Google releases a new version of Android each year, but mobile device vendors and carriers can take time to roll out the latest software update to their handsets and tablets. Google is rumored to shame Android device makers who are late in pushing out updates.
Android is the world's leading mobile operating system. According to a Gartner report, more than 80 percent of smartphones sold in the final quarter of 2015 were running on Android. Apple's iPhones are among one of the most popular mobile phones in the market, but iOS device sales during the period accounted for about 18 percent.
Although Android has a bigger market share, the adoption rate of its latest operating system is very low. Google blames mobile device vendors for not releasing software updates to its devices swiftly.
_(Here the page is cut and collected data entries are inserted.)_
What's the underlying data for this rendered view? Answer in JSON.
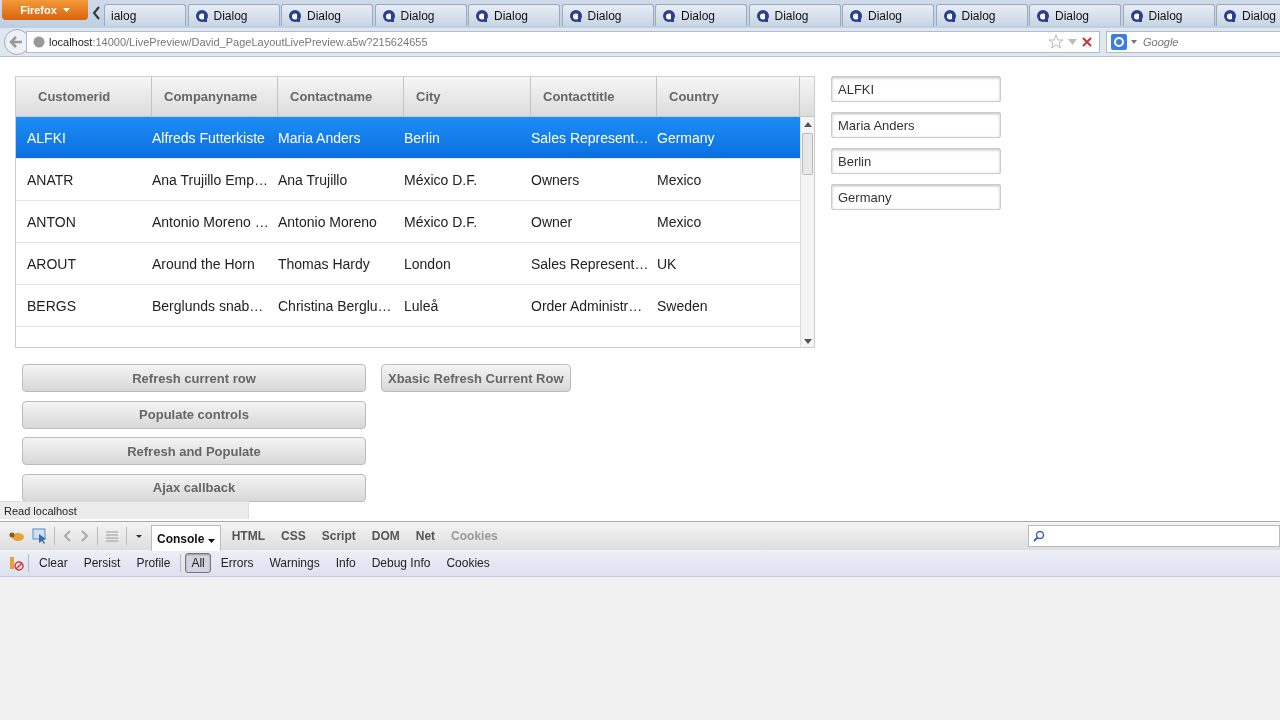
{
  "browser": {
    "menu_button": "Firefox",
    "tabs": [
      {
        "label": "ialog",
        "selected": false
      },
      {
        "label": "Dialog",
        "selected": false
      },
      {
        "label": "Dialog",
        "selected": false
      },
      {
        "label": "Dialog",
        "selected": false
      },
      {
        "label": "Dialog",
        "selected": false
      },
      {
        "label": "Dialog",
        "selected": false
      },
      {
        "label": "Dialog",
        "selected": false
      },
      {
        "label": "Dialog",
        "selected": false
      },
      {
        "label": "Dialog",
        "selected": false
      },
      {
        "label": "Dialog",
        "selected": false
      },
      {
        "label": "Dialog",
        "selected": false
      },
      {
        "label": "Dialog",
        "selected": false
      },
      {
        "label": "Dialog",
        "selected": false
      }
    ],
    "url": {
      "host": "localhost",
      "rest": ":14000/LivePreview/David_PageLayoutLivePreview.a5w?215624655"
    },
    "search": {
      "placeholder": "Google"
    }
  },
  "grid": {
    "columns": [
      "Customerid",
      "Companyname",
      "Contactname",
      "City",
      "Contacttitle",
      "Country"
    ],
    "rows": [
      {
        "selected": true,
        "cells": [
          "ALFKI",
          "Alfreds Futterkiste",
          "Maria Anders",
          "Berlin",
          "Sales Represent…",
          "Germany"
        ]
      },
      {
        "selected": false,
        "cells": [
          "ANATR",
          "Ana Trujillo Emp…",
          "Ana Trujillo",
          "México D.F.",
          "Owners",
          "Mexico"
        ]
      },
      {
        "selected": false,
        "cells": [
          "ANTON",
          "Antonio Moreno …",
          "Antonio Moreno",
          "México D.F.",
          "Owner",
          "Mexico"
        ]
      },
      {
        "selected": false,
        "cells": [
          "AROUT",
          "Around the Horn",
          "Thomas Hardy",
          "London",
          "Sales Represent…",
          "UK"
        ]
      },
      {
        "selected": false,
        "cells": [
          "BERGS",
          "Berglunds snab…",
          "Christina Berglu…",
          "Luleå",
          "Order Administr…",
          "Sweden"
        ]
      }
    ]
  },
  "fields": [
    {
      "value": "ALFKI"
    },
    {
      "value": "Maria Anders"
    },
    {
      "value": "Berlin"
    },
    {
      "value": "Germany"
    }
  ],
  "buttons": [
    {
      "label": "Refresh current row"
    },
    {
      "label": "Populate controls"
    },
    {
      "label": "Refresh and Populate"
    },
    {
      "label": "Ajax callback"
    }
  ],
  "side_button": {
    "label": "Xbasic Refresh Current Row"
  },
  "status_text": "Read localhost",
  "firebug": {
    "panels": [
      {
        "label": "Console",
        "selected": true,
        "disabled": false
      },
      {
        "label": "HTML",
        "selected": false,
        "disabled": false
      },
      {
        "label": "CSS",
        "selected": false,
        "disabled": false
      },
      {
        "label": "Script",
        "selected": false,
        "disabled": false
      },
      {
        "label": "DOM",
        "selected": false,
        "disabled": false
      },
      {
        "label": "Net",
        "selected": false,
        "disabled": false
      },
      {
        "label": "Cookies",
        "selected": false,
        "disabled": true
      }
    ],
    "actions": [
      "Clear",
      "Persist",
      "Profile"
    ],
    "filters": [
      {
        "label": "All",
        "selected": true
      },
      {
        "label": "Errors",
        "selected": false
      },
      {
        "label": "Warnings",
        "selected": false
      },
      {
        "label": "Info",
        "selected": false
      },
      {
        "label": "Debug Info",
        "selected": false
      },
      {
        "label": "Cookies",
        "selected": false
      }
    ]
  }
}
A Bloomberg report cites sources familiar with the matter and suggests that Google has prepared a list of Android mobile device vendors with a timeline of how they roll out Android software updates to their devices. The list is currently private but Google is considering making it public to shame vendors.
Google is also said to be working with carriers to reduce the lengthy waiting times of a new software release. Google suggests that security updates are very important for customers as they safeguard devices from latest vulnerabilities.
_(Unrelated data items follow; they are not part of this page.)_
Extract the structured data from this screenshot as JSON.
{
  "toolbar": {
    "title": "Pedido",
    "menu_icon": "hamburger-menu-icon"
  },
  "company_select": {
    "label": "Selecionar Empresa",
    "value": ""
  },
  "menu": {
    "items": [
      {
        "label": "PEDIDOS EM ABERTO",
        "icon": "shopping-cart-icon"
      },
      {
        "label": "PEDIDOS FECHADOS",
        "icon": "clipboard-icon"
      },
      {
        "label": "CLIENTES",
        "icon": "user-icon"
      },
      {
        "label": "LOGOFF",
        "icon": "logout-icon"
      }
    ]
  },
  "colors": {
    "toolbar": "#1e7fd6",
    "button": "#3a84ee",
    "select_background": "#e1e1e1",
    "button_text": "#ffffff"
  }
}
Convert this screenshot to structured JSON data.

Stagefright left about a billion mobile devices vulnerable to hackers. Stagefright shook the Android ecosystem, which led Google to start releasing monthly Android security patches to its Nexus devices. Other smartphone makers such as Samsung and LG also committed to roll out monthly updates but they have struggled to release updates for all of their phones.
The Nexus 6P and the Nexus 5X launched in end-September 2015 were the first devices to come running on Google's latest operating system - Android 6.0 Marshmallow. Google rolled out the software to its Nexus devices in October 2015.
Manufacturers and carriers have been rolling out Android 6.0 Marshmallow to their devices, but according to Android, only 7.5 percent of Android devices are running on the new operating system.
More than 35 percent of all Android devices are still running on Android 5.0 Lollipop, which was released in 2014. About 32 percent of Android phones and tablets are still using Android 4.4 KitKat, which is nearly three years old.
Comparatively, Apple's iOS has a much better adoption rate. The company released the latest iOS 9 in September 2015 and 84 percent of iOS devices have migrated to the new software.